Leading the children past a general store exhibit, museum director Beverly Komarek explained it was the “Walmart” of the early 1900s. A women’s saddle from the Robert Button collection of Native American Indian artifacts has high pommels on the front and back so a child could ride along — making it a kind of “car seat” for a horse, Komarek said.
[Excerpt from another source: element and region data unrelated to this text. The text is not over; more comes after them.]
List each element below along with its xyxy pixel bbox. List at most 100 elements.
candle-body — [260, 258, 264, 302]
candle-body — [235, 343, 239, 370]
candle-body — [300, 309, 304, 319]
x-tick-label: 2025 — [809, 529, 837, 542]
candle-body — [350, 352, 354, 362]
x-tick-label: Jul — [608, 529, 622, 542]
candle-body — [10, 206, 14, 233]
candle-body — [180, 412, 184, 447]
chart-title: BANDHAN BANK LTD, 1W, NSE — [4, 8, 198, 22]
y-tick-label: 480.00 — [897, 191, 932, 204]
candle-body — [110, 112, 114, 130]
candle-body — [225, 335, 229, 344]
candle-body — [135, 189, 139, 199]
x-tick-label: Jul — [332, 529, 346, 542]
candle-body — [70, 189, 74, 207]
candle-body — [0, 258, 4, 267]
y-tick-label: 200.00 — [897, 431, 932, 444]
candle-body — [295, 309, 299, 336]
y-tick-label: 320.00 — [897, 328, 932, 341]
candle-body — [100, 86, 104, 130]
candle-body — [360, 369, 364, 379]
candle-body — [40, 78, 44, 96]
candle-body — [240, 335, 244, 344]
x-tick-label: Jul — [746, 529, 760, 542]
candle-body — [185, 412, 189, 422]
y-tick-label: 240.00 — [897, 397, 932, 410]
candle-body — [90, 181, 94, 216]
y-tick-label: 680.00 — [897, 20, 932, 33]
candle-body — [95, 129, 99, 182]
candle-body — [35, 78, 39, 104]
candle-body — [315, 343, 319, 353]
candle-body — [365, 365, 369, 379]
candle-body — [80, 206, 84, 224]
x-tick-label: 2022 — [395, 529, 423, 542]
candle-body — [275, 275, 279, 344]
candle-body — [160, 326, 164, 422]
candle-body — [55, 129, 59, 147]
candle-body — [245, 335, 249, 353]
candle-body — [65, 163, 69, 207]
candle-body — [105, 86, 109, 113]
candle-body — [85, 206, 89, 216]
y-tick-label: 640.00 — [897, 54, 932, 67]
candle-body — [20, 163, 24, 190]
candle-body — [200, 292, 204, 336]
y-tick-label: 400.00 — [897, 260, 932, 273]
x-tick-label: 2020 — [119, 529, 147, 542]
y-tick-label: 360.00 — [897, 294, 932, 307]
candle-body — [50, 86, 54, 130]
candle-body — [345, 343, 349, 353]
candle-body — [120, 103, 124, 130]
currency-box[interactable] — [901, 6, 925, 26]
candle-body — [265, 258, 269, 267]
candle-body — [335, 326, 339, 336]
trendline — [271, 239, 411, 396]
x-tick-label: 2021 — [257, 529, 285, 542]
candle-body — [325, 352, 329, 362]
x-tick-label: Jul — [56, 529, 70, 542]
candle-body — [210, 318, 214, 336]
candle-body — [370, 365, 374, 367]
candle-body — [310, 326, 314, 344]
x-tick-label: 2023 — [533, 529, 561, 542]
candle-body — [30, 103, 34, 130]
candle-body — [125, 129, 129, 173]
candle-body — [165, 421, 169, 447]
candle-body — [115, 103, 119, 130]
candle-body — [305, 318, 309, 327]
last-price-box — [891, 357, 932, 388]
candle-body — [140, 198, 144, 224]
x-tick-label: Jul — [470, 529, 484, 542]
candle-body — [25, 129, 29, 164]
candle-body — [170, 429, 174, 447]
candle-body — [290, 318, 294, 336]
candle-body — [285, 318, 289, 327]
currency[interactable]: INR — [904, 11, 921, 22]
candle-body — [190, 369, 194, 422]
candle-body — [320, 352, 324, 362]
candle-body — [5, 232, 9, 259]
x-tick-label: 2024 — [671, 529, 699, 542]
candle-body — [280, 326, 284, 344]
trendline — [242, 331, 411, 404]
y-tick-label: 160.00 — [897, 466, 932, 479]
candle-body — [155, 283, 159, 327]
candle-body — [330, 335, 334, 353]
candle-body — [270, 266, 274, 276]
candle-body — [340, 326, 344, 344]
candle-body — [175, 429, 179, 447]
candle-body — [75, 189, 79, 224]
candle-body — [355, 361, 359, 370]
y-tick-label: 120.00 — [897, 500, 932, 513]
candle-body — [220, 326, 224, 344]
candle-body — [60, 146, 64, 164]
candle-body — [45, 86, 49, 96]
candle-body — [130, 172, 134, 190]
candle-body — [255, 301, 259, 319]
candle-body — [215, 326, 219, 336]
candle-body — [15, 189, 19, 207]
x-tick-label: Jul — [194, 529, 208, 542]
Kids got to make a craft, run laundry through a hand-operated wringer and take part in gunny sack races, three-legged races and a tug of war, but also glimpsed the museum’s treasures. There’s a mosasaur fossil from when Kansas was covered by an inland sea, arrowheads, an iron lung from the old St. Rose Hospital, collections of tractors; and a one-room schoolhouse, to name a few.
“I think this is one of the best learning tools there is,” Komarek said. Students can read about things in a book, but there’s nothing like seeing the actual objects.
Students were also shown the Barton County wall of fame, featuring microchip inventor Jack Kilby and many other famous residents. When asked if any of them thought they could be on that wall 50 years from now, one student said he didn’t expect to wait that long.
One of the biggest lessons Lincoln third grader Jaelynn Adams learned was that early Barton County residents worked and played without electricity. She tried to imagine what that would be like. “It would be hard,” she said, thinking of the washboard and hand-operated ringer. “Without electricity, you have to do it on your own.”